For Yann LeCun, one of the godfathers of artificial intelligence, the method OpenAI developed for Sora to model the real world is doomed to failure. Explanations.
At OpenAI, the first videos generated by Sora's AI are so stunning that they raise both astonishment and concern. Instead of finding out who will be able to distinguish between right and wrong in the future, one of the popes of AI, Frenchman Yann Lacon, has just issued a scathing criticism of the technology used by OpenAI. Meta's head of AI thinks OpenAI's approach is bad. First, it challenges the ambition of the publisher ChatGPTChatGPT To be able to create real-world digital twins of its algorithms. onTwitterTwitter), explains that the method of generating pixels from latent variables is doomed to failure because it is inefficient. He says OpenAI's models seek to infer a lot of irrelevant details. This postingenergyenergy To achieve this it is commendable to create videos from text, but when it comes to modeling the world, it is not at all effective.
Too much detail kills the model
For LeCun, who has worked for 30 years on… Machine learning And the Deep learningIf the generative approach with ChatGPT works well, it is because the text contains a specific number of symbols. On the other hand, to simulate the world, we fall into a more comprehensive and complex domain. If Meta searches in ThemeTheme Artificial intelligence has fallen under the radar due to the notoriety of OpenAI and the increase of its generative tools, the parent company of FBFB It is also working on its own AI model capable of creating videos.

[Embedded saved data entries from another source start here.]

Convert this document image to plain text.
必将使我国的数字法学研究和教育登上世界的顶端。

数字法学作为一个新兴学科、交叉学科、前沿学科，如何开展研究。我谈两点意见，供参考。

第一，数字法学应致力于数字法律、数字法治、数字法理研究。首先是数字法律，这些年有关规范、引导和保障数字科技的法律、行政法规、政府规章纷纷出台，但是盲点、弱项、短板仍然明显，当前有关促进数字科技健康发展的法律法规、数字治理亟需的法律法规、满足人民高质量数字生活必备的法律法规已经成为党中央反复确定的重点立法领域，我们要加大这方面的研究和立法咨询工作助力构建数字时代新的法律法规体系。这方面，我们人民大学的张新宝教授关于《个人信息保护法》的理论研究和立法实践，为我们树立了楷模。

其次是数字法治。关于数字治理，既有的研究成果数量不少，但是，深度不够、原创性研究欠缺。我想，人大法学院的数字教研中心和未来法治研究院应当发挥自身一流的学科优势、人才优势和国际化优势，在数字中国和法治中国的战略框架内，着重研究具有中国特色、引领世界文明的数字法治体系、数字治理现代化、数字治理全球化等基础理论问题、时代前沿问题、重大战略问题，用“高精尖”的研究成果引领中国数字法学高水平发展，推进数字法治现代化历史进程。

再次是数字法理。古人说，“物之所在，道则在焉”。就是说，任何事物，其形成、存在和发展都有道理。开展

Baptized Predictive architecture for video co-embedding (V-JEPA), the method developed by Yann LeCun and his team is actually quite different. The algorithm does not seek to infer pixels, but rather seeks to get to the essentials by removing everything that is unpredictable. This system would improve training by a factor of 1.5 to 6. The future will tell whether criticisms of Yann LeCun and his model will guide the decisions of competing companies.